On May 29, 2026, TechCrunch reported that South Korea–US chip startup XCENA raised $135 million in a Series B round at a $570 million valuation to commercialize its MX1 CXL computational memory chip. The funding will support bringing near‑memory compute hardware that offloads AI inference workloads from GPUs and CPUs into production by 2027.
This article aggregates reporting from 3 news sources. The TL;DR is AI-generated from original reporting. Race to AGI's analysis provides editorial context on implications for AGI development.

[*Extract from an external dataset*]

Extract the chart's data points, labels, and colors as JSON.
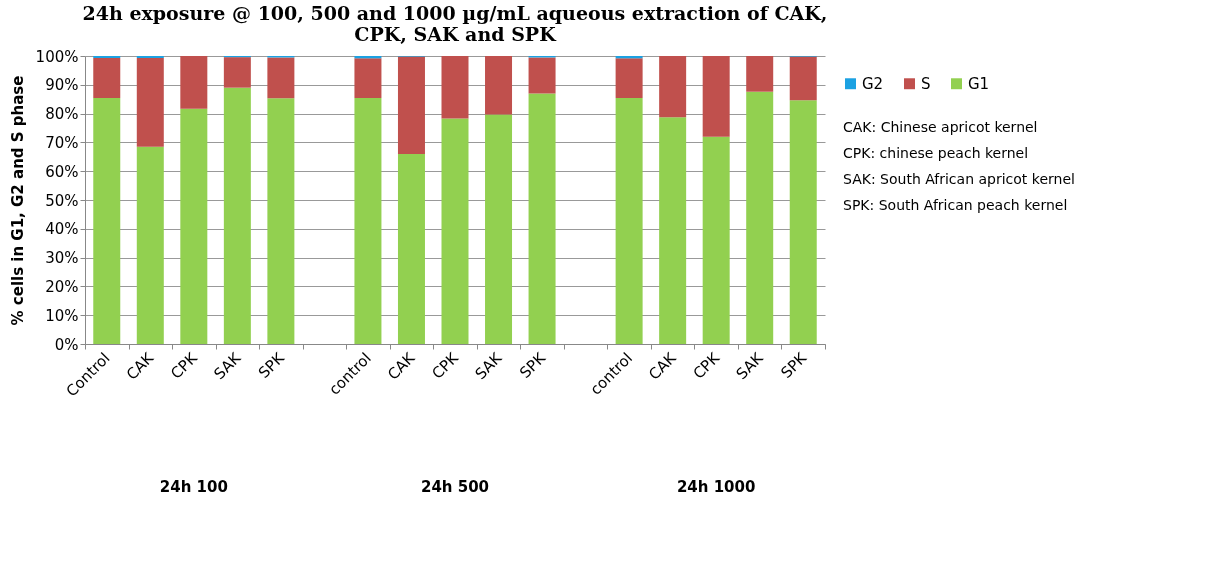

XCENA’s bet is that AI’s next bottleneck isn’t more flops, it’s memory bandwidth and locality. By pushing compute directly into the DRAM module over CXL, its MX1 chip targets the “glue code” around LLMs — preprocessing, KV‑cache management, and data shuffling — that still burns CPU cycles and power in today’s clusters. If their claims hold, inference loads that currently require 10 servers could run on one memory‑centric node, which would materially change the economics of serving large models at scale.
From an AGI perspective, this is important because frontier models are increasingly limited by system‑level constraints, not just parameter counts. Cheaper, denser inference makes it easier to deploy powerful models pervasively, including in agents that run persistently over large context windows. It also diversifies the hardware stack beyond GPU‑only thinking, which could erode Nvidia’s leverage over the entire value chain. For cloud providers and big labs, memory‑centric architectures like MX1 offer a plausible path to keep scaling usage even as GPU prices and power draw spike.